The developers took into account the special conditions in which "Juno" will have to work. The characteristics of the spacecraft are adapted to the conditions of a long stay within the powerful radiation belts of a giant planet. The vulnerable electronics of most instruments are housed in a special cubic titanium compartment protected from radiation. The thickness of its walls is 1 cm.

Unusual "passengers"

The station carries on board three aluminum figures of Lego-style men, depicting the ancient Roman gods Jupiter and Juno, as well as the discoverer of the planet's moons - Galileo Galilei. These "passengers", as the mission staff explain, went to Jupiter to draw the attention of the younger generation to science and technology, to interest children in space exploration.

The Great Galileo is present on board and on the portrait, placed on a special plate provided by the Italian Space Agency. It also contains a fragment of a letter written by a scientist in early 1610, where he first mentions the observation of satellites of the planet.

Portraits of Jupiter

The JunoCam camera, although it does not carry a scientific burden, was able to truly glorify the Uno spacecraft for the whole world. Photos of the giant planet, taken with a resolution of up to 25 km per pixel, are staggering. Never before have people seen the magnificent and formidable beauty of Jupiter's clouds in such detail.

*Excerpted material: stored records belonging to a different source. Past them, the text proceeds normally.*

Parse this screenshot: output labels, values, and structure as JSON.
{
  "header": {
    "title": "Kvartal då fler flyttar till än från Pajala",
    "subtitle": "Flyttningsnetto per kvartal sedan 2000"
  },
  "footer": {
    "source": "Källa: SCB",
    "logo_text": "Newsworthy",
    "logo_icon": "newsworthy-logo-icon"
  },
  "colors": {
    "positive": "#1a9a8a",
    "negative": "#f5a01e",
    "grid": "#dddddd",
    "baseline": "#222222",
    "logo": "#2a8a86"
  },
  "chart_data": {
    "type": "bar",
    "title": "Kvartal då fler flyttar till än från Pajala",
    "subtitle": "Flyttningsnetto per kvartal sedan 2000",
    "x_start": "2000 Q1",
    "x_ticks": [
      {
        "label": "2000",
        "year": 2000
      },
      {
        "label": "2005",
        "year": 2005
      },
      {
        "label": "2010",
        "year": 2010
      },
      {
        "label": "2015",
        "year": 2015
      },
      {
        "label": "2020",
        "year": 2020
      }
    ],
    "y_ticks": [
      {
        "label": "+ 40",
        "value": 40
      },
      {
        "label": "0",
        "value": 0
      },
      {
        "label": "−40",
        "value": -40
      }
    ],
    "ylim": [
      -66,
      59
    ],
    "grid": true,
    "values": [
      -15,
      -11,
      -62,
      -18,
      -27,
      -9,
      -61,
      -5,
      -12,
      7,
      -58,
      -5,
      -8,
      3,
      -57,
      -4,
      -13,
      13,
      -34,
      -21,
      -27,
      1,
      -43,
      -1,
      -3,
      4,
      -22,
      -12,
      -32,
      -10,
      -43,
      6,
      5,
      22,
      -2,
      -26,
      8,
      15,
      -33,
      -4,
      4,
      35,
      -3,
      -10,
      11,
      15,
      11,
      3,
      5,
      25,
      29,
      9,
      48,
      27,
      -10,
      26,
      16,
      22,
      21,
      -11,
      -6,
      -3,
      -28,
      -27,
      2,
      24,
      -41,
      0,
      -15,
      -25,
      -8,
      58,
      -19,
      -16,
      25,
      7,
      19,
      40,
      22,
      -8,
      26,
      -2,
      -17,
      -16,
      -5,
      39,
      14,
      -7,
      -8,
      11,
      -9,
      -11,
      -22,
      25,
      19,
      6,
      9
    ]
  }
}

Latitudinal cloud belts, hurricanes and whirlwinds of a powerful Jupiterian atmosphere, a gigantic Big Red Spot anticyclone - all this was captured by the Juno Optical Camera. The images of Jupiter from the spacecraft made it possible to see the polar regions of the planet inaccessible to telescopic observations from the Earth and near-Earth orbit.

Some scientific findings

The mission has achieved impressive scientific success. Here are just a few of them:

• The asymmetry of the gravitational field of Jupiter is established, caused by the distribution of atmospheric flows. It turned out that the depth to which these bands extend, visible on the disk of Jupiter, reaches 3000 km.
• A complex atmospheric structure of the polar regions has been discovered, characterized by active turbulent processes.
• Measurements of the magnetic field. It turned out to be an order of magnitude higher than the most powerful earthly magnetic fields of natural origin.
• A three-dimensional map of the Jovian magnetic field is constructed.
• Detailed pictures of the auroras were obtained.
• New data on the composition and dynamics of the Great Red Spot have been obtained.

These are far from all the achievements of Juno, but scientists hope to get even more information with its help, because the mission is still ongoing.

The future of Juno

It was originally planned that the mission will work until February 2018. Then NASA decided to extend the station’s stay near Jupiter until July 2021. All this time, she will continue to collect and send new data to Earth, as well as continue photographing Jupiter.

At the end of the mission, the station will be sent to the atmosphere of the planet, where it will burn. Such a finale is intended to avoid a future fall on any of the major satellites and the possible contamination of its surface by Earth microorganisms from Juno. The spacecraft still has a lot of time ahead, and scientists are counting on the rich scientific “harvest” that the Juno will bring them.